San Francisco Chronicle, April 29, 2020
By Trisha Thadani
Two San Francisco supervisors are considering legislation that would turn open spaces around the city — including parking lots and parks — into spots where homeless people can pitch their tents at a safe distance from each other amid the coronavirus pandemic. Supervisor Sandra Lee Fewer and Supervisor Gordon Mar said Tuesday that they are working with the City Attorney’s Office to explore the possibility of such legislation. The move comes as San Francisco struggles to lease enough hotel rooms for the city’s 8,000-plus homeless population, and leaders desperately search for alternatives where the unhoused can socially distance from each other. “We have all been grappling with the challenges of housing our unhoused population even before the emergence of COVID-19,” Fewer said at Tuesday’s Board of Supervisors meeting. “We recognize that all our unhoused neighbors are vulnerable and need a safe place to shelter in place even if they are unable to obtain a hotel room.” The possible legislation follows a resolution by Supervisor Rafael Mandelman last week, which urged the city to create such spaces. While the idea of sanctioned encampments has been floating around City Hall for years, the supervisors are exploring the idea with increased urgency as tents crowd sidewalks in neighorhoods like the Tenderloin, Castro and the Haight-Ashbury.

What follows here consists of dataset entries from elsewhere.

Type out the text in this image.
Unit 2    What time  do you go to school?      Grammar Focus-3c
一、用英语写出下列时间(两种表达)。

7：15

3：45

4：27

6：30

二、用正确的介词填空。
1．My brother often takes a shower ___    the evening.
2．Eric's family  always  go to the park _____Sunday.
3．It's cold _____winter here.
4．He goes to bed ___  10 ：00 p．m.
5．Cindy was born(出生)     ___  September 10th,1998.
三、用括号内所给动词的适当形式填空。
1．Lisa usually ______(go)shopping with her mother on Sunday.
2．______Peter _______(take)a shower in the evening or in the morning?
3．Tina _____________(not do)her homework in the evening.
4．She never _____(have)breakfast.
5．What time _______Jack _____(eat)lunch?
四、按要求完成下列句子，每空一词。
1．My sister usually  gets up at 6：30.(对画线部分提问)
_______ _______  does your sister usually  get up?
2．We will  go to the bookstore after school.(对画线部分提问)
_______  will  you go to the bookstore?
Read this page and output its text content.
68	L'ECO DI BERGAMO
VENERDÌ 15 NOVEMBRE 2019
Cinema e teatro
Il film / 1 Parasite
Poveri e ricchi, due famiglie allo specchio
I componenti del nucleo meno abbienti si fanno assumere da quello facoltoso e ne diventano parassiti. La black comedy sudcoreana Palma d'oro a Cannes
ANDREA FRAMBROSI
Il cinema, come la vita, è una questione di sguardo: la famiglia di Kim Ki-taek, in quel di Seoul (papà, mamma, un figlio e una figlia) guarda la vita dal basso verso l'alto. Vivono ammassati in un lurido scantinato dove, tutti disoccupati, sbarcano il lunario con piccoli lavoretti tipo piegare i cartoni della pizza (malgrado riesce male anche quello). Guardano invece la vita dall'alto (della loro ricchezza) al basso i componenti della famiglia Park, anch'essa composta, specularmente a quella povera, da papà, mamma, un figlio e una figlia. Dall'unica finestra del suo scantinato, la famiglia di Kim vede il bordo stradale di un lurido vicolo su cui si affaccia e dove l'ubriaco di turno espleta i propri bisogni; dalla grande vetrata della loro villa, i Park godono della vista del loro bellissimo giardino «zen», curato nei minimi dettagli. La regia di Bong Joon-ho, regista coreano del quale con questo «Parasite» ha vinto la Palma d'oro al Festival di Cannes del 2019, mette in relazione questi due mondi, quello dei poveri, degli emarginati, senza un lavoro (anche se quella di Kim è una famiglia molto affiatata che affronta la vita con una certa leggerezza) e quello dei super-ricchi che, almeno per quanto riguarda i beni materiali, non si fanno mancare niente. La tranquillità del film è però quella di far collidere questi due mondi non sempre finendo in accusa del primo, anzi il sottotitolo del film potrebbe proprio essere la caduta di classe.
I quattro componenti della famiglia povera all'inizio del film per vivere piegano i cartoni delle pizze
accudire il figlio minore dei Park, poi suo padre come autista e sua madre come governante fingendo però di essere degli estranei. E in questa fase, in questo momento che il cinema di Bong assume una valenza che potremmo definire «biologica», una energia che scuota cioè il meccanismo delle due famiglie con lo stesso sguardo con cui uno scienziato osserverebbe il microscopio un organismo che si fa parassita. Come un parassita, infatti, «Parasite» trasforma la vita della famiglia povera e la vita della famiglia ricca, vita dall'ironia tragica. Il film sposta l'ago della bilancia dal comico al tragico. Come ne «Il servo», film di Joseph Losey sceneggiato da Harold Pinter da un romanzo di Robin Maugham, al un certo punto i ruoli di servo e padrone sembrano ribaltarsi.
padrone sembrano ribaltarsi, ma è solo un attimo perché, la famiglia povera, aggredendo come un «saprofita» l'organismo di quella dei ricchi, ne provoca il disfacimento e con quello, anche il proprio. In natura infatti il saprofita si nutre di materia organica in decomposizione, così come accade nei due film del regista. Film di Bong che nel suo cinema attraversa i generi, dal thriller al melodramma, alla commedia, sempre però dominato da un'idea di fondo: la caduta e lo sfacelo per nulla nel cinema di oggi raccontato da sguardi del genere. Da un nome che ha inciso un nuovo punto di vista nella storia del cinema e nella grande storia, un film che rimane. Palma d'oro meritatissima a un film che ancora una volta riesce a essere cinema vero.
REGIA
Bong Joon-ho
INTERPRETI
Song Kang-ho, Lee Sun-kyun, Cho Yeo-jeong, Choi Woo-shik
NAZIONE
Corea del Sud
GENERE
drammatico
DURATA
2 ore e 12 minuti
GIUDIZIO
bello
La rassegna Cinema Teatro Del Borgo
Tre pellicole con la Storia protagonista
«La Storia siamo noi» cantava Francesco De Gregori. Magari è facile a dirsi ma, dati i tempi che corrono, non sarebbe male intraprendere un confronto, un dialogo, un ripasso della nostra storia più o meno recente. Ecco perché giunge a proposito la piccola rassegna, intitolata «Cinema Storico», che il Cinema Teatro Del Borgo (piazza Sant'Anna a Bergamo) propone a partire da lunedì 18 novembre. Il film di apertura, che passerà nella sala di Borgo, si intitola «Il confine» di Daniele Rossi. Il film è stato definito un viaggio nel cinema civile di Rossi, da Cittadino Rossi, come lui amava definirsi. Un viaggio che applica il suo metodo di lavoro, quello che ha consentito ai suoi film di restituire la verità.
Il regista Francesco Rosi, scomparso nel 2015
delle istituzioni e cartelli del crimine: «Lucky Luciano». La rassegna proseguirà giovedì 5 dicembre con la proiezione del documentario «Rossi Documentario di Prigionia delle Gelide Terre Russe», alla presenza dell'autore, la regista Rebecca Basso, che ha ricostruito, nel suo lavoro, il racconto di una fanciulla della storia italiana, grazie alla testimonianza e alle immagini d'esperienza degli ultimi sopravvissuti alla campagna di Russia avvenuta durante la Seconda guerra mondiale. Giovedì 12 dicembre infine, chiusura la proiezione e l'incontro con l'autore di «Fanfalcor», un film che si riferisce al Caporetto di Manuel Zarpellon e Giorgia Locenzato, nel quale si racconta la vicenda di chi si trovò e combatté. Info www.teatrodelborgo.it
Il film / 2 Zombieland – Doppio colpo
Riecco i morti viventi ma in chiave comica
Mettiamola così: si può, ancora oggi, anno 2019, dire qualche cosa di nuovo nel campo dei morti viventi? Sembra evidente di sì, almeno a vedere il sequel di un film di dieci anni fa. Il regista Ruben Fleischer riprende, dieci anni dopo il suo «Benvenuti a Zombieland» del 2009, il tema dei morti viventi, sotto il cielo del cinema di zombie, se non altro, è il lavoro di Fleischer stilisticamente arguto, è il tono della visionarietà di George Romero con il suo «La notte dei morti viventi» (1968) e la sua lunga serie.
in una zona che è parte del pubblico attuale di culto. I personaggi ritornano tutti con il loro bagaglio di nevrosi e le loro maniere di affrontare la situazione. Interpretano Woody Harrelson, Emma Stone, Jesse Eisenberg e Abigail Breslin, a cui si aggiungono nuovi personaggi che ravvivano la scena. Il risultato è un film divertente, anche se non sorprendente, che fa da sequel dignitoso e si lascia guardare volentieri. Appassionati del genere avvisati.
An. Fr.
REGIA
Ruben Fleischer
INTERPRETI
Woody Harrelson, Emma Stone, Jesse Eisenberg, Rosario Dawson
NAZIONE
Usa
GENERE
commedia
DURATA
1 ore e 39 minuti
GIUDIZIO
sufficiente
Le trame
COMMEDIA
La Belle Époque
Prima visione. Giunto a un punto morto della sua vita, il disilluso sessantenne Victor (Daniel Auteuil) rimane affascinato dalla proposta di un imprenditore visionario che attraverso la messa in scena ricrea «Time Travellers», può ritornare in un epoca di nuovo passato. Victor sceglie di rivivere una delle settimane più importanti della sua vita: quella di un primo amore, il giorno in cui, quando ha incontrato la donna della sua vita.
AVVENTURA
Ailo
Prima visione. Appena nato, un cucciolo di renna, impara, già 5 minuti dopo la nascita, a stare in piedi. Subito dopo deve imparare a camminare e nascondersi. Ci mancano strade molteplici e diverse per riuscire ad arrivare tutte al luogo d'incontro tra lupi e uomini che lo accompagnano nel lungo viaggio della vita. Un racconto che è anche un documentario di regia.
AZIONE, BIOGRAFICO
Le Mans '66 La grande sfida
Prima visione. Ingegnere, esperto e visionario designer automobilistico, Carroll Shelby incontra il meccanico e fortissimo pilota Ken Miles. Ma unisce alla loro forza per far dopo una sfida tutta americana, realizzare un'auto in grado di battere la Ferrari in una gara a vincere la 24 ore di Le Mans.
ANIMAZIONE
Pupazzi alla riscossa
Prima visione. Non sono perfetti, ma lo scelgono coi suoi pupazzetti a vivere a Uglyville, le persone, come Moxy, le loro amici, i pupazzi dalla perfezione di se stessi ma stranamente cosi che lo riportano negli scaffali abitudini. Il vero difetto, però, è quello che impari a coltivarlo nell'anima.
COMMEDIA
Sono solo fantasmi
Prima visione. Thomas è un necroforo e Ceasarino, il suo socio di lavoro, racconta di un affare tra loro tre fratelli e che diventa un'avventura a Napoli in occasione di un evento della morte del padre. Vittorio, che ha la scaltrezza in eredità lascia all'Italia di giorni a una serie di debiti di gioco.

Fewer said that she has identified “specific areas” in Golden Gate Park that could be “perfect” for safe encampment sites, though she did not specify exactly where. Other potential sites that have been mentioned are Kezar Stadium in Golden Gate Park and the DMV parking lot on Fell Street in the Panhandle — but city homeless managers have told The Chronicle that those sites are unlikely. The sites would provide bathrooms and enough room for tents to be at least six feet apart.